Bald mehr geprüfte Kinderarzneimittel

Zwar gibt es für die häufigeren Kinder-Erkrankungen zugelassene Präparate. Und jährlich bringen forschende Arzneimittelhersteller rund 20 weitere heraus. Wesentlich schlechter sieht es jedoch aus, wenn Kinder an schweren, seltenen Erkrankungen leiden, die im Krankenhaus behandelt werden müssen; dazu zählen beispielsweise verschiedene Krebs- und Herz-Kreislauf-Erkrankungen.
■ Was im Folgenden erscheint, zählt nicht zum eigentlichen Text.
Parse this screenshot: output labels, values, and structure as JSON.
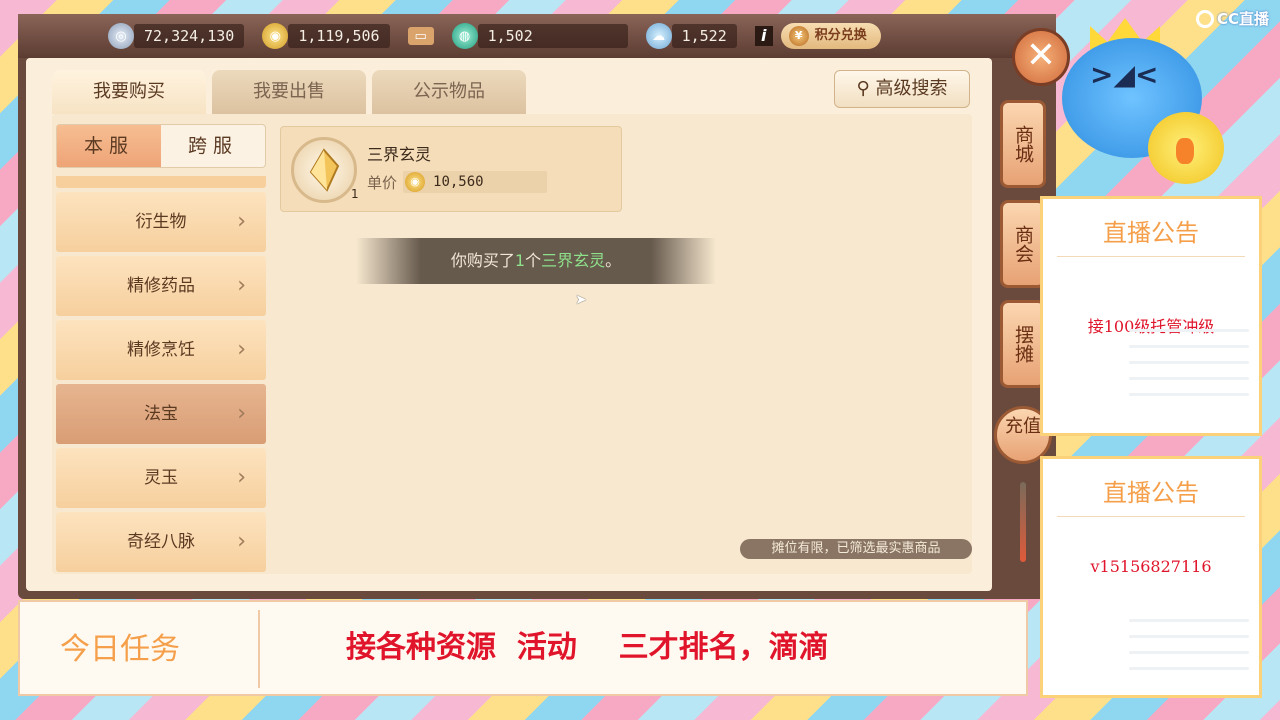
{
  "topbar": {
    "resources": [
      {
        "icon": "silver-coin-icon",
        "value": "72,324,130"
      },
      {
        "icon": "gold-coin-icon",
        "value": "1,119,506"
      },
      {
        "icon": "ticket-icon",
        "value": ""
      },
      {
        "icon": "jade-ring-icon",
        "value": "1,502"
      },
      {
        "icon": "cloud-token-icon",
        "value": "1,522"
      }
    ],
    "info_label": "i",
    "exchange_label": "积分兑换"
  },
  "tabs": [
    {
      "label": "我要购买",
      "active": true
    },
    {
      "label": "我要出售",
      "active": false
    },
    {
      "label": "公示物品",
      "active": false
    }
  ],
  "search_label": "高级搜索",
  "server": {
    "local": "本服",
    "cross": "跨服"
  },
  "categories": [
    {
      "label": "衍生物",
      "active": false
    },
    {
      "label": "精修药品",
      "active": false
    },
    {
      "label": "精修烹饪",
      "active": false
    },
    {
      "label": "法宝",
      "active": true
    },
    {
      "label": "灵玉",
      "active": false
    },
    {
      "label": "奇经八脉",
      "active": false
    }
  ],
  "item": {
    "name": "三界玄灵",
    "qty": "1",
    "price_label": "单价",
    "price": "10,560"
  },
  "toast": {
    "prefix": "你购买了",
    "count": "1",
    "unit": "个",
    "item": "三界玄灵",
    "suffix": "。"
  },
  "footer_tip": "摊位有限，已筛选最实惠商品",
  "rail": [
    "商城",
    "商会",
    "摆摊",
    "充值"
  ],
  "close_label": "✕",
  "taskbar": {
    "title": "今日任务",
    "text": "接各种资源  活动    三才排名，滴滴"
  },
  "sidebar": {
    "logo_text": "CC直播",
    "notice1": {
      "title": "直播公告",
      "body": "接100级托管冲级"
    },
    "notice2": {
      "title": "直播公告",
      "body": "v15156827116"
    }
  },
  "colors": {
    "accent": "#f59f4a",
    "alert_red": "#e0152b",
    "toast_highlight": "#8fe08a"
  }
}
Da fehlt es meist an zugelassenen Präparaten, und so kommen bislang oftmals Medikamente zum Einsatz, für die es keine Studien und Dosieranweisungen für Kinder gibt. So können die Ärzte oft nur schätzen, wie viel ein Kind von einem „Erwachsenenmedikament“ erhalten soll. Dabei ist es aber häufig mit einem simplen Herunterrechnen der Dosierung durch Vergleich des Körpergewichts von Kind und Erwachsenem nicht getan, da viele Wirkstoffe aufgrund des altersabhängig unterschiedlichen Stoffwechsels schneller oder langsamer abgebaut werden und sich im Körper anders verteilen.
Ein wesentlicher Grund für die bestehenden Lücken ist, dass Unternehmen bisher oft den hohen Aufwand für die Studien mit Minderjährigen scheuten (zumal die Studien auch noch für mehrere Altersgruppen getrennt durchgeführt werden müssen), wenn absehbar war, dass dies – angesichts der kleinen Patientenzahlen – finanzielle Verluste bedeutete. Die neue Verordnung macht nun die Entwicklung neuer Präparate für Minderjährige verpflichtend, wann immer das medizinisch sinnvoll ist; gleichzeitig schafft sie jedoch einen finanziellen Ausgleich für die davon betroffenen Unternehmen in Form eines um ein halbes Jahr verlängerten Schutzes vor Nachahmerpräparaten. Der Verband Forschender Arzneimittelhersteller geht davon aus, dass sich aufgrund der Verordnung die Zahl jährlicher Neuzugänge zur Kinderapotheke in wenigen Jahren verdreifachen wird.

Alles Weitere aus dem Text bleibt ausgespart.